Was kostet die Energiewende - und wer soll sie bezahlen?

Sommer: Diese Debatte erinnert mich an das Tippen der Lottozahlen. Wir brauchen seriöse Berechnungen. Die Energiewende ist ohne Alternative. Ich bin davon überzeugt, dass sich die Kosten in einem überschaubaren Rahmen halten lassen. Sie müssen von den Energiekonzernen, vom Staat und von den Verbrauchern getragen werden. Wer jetzt fahrlässig die Kosten hochredet, um die Energiewende zu verhindern, handelt verantwortungslos.

Stellen die Gewerkschaften die Energiefrage auch ins Zentrum ihrer Mai-Kundgebungen?

Sommer: Natürlich geht es am 1. Mai darum, wie wir das Industrieland Deutschland ökologisch modernisieren. Aber neben der wichtigen ökologischen Frage ist die soziale Frage in Deutschland immer noch nicht gerecht beantwortet. Die sozialen Themen bleiben auf der Tagesordnung. Wir kämpfen weiter für faire Löhne, gute Arbeit und soziale Sicherheit.

Sieben Jahre nach der Osterweiterung der Europäischen Union wird am 1. Mai der deutsche Arbeitsmarkt für Arbeitskräfte aus Osteuropa geöffnet. Verheißung oder Bedrohung?

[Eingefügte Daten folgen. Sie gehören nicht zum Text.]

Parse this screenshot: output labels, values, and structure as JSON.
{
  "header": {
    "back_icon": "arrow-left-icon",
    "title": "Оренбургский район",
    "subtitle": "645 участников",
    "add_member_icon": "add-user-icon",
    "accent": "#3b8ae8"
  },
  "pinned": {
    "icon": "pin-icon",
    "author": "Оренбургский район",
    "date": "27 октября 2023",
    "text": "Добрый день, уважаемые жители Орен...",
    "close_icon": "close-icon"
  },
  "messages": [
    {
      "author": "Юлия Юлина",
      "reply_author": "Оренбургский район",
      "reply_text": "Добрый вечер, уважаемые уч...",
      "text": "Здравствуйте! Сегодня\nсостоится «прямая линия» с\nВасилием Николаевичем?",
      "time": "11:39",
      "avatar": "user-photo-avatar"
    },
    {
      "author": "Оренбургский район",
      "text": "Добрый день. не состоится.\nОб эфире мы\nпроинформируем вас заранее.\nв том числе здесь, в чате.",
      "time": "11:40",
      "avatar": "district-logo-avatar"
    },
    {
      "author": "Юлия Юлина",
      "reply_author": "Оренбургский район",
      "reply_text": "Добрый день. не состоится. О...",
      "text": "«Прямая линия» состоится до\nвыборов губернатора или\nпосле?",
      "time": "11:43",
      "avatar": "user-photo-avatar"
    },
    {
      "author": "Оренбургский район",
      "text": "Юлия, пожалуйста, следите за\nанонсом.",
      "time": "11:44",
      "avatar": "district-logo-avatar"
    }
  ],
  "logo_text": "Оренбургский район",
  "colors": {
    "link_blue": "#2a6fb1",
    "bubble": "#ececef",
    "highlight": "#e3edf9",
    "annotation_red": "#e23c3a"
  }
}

Sommer: Weder noch, es ist eine lösbare Aufgabe. Wir müssen verhindern, dass Lohn- und Sozialdumping betrieben wird. In der Leiharbeit haben wir einen Mindestlohn durchgesetzt, aber das Prinzip "Gleicher Lohn für gleiche Arbeit" ist am Widerstand von Schwarz-Gelb gescheitert. Das bedauere ich sehr.

Was fordern Sie?

Sommer: Ich erwarte, dass Leih- und Stammbeschäftigte gleich bezahlt werden für gleiche Arbeit. Es fehlt weiterhin eine Meldepflicht über Arbeitsverhältnisse. Der Arbeitgeber kann gegen die Bestimmungen verstoßen, ohne dass die Behörden davon erfahren. Ich erwarte von der Bundesarbeitsministerin, dass sie hier schnellstmöglich nacharbeitet. Das sicherste Mittel, um Lohndumping zu verhindern, ist natürlich ein allgemeiner gesetzlicher Mindestlohn von 8,50 Euro. Aber der wird von der FDP und großen Teilen der Union blockiert.

Ist die Öffnung des Arbeitsmarkts auch eine Chance, den Fachkräftemangel zu dämpfen?

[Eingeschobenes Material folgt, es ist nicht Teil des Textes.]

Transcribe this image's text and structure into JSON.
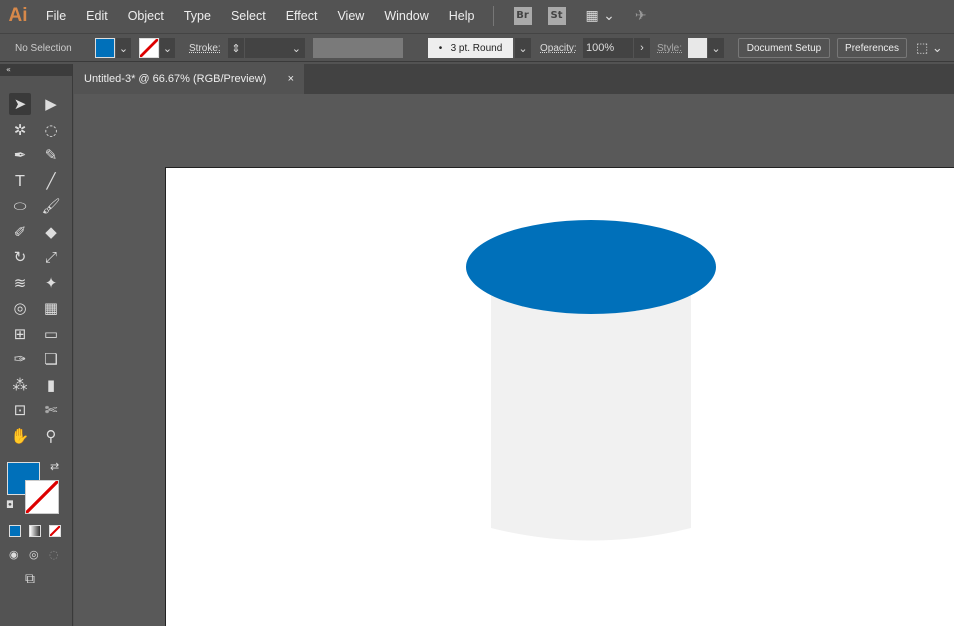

Sommer: Im Prinzip ja. Die Freizügigkeit wird allerdings von manchen Arbeitgebern dazu missbraucht, Deutschland zu einem Land der Niedriglöhner zu machen. Man bekommt Fachkräfte aber nicht für Hungerlöhne. Deutschland kann sich da von Großbritannien einiges abschauen.

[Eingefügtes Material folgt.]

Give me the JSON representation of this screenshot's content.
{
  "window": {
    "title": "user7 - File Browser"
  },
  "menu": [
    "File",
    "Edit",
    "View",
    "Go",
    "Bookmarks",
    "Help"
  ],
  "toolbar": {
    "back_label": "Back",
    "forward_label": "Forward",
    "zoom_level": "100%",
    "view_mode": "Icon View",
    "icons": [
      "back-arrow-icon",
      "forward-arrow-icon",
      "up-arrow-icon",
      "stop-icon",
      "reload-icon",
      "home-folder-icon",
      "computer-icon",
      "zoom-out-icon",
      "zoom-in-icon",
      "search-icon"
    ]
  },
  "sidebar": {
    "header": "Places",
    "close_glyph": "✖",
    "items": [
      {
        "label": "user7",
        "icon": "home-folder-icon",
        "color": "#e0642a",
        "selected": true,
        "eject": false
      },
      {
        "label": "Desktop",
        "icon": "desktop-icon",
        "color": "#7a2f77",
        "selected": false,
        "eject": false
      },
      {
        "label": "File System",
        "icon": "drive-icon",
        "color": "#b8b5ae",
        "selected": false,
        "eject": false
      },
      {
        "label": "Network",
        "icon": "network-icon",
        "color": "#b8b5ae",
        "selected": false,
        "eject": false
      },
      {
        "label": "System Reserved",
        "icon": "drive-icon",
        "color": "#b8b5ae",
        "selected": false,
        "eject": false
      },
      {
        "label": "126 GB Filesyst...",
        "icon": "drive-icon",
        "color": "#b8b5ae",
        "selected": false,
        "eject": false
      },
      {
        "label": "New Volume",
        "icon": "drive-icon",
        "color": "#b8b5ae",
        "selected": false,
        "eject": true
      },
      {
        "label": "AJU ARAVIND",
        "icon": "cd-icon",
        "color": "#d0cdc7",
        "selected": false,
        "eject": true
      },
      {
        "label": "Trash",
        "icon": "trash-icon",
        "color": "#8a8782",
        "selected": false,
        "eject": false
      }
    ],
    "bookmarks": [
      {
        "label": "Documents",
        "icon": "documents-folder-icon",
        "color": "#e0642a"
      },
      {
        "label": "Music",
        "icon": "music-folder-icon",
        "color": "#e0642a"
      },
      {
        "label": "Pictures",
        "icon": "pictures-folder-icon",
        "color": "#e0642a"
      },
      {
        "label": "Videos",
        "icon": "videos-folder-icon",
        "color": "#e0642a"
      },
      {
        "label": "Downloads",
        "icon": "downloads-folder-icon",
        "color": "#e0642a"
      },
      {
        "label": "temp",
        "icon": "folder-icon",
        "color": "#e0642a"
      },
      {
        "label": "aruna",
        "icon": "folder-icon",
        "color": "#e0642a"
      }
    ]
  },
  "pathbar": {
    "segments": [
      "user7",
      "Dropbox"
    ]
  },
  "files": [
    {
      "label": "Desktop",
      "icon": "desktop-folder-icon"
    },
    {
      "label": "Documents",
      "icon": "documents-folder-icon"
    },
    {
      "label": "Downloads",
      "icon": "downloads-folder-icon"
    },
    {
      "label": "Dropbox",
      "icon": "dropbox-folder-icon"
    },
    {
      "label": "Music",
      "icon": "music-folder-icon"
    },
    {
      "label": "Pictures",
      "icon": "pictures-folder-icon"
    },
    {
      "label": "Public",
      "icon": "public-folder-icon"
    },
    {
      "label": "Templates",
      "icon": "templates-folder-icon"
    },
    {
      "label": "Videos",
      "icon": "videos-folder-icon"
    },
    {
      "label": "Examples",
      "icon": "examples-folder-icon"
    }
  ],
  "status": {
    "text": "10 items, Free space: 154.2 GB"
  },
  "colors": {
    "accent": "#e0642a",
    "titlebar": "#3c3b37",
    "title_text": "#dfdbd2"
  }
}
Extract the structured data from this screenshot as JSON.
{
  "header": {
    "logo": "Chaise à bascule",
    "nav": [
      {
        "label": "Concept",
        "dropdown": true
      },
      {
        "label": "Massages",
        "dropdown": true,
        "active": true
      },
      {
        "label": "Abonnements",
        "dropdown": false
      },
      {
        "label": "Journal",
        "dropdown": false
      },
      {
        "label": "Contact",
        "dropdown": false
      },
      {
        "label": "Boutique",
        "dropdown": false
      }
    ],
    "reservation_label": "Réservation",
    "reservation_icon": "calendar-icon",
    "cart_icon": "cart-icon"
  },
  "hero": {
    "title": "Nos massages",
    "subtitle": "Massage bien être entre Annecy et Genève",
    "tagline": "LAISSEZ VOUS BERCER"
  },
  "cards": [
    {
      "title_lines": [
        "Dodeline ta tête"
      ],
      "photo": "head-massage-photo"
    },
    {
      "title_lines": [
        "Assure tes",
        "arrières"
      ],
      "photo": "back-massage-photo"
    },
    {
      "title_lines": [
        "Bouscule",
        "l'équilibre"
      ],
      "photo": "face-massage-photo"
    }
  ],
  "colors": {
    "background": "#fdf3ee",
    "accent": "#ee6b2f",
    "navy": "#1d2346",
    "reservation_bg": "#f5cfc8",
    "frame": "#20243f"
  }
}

Fachkräfte schauen doch nicht nur auf das Geld.

Sommer: Richtig. Die Menschen, die als Fachkräfte aus anderen Ländern kommen, fragen sich, ob sie in Deutschland überhaupt willkommen sind. Es muss eine größere Bereitschaft geben, Menschen zu integrieren. Wir müssen Deutschland attraktiver machen zum Beispiel für junge Esten, Polen oder Slowaken. Wir müssen sie willkommen heißen als gleichberechtigte Menschen - und dürfen sie nicht abtun als Billiglöhner, die man ausbeuten kann.

Guido Westerwelle, mit dem sich die Gewerkschaften über Jahrzehnte beharkt haben, wird nicht mehr lange Vorsitzender der Liberalen sein. Sind Sie frohdarüber?

Sommer: Nein.

Warum nicht?

Sommer: Westerwelle und ich haben uns ausgesprochen und unser Verhältnis normalisiert. Politisch ist es kein großer Unterschied, ob die FDP von Westerwelle, Rösler oder Lindner geführt wird. Die FDP fördert den grenzenlosen Kapitalismus und stellt sich gegen den sozialen Fortschritt. Ein sozialer Staat ist mit dieser Partei kaum zu machen.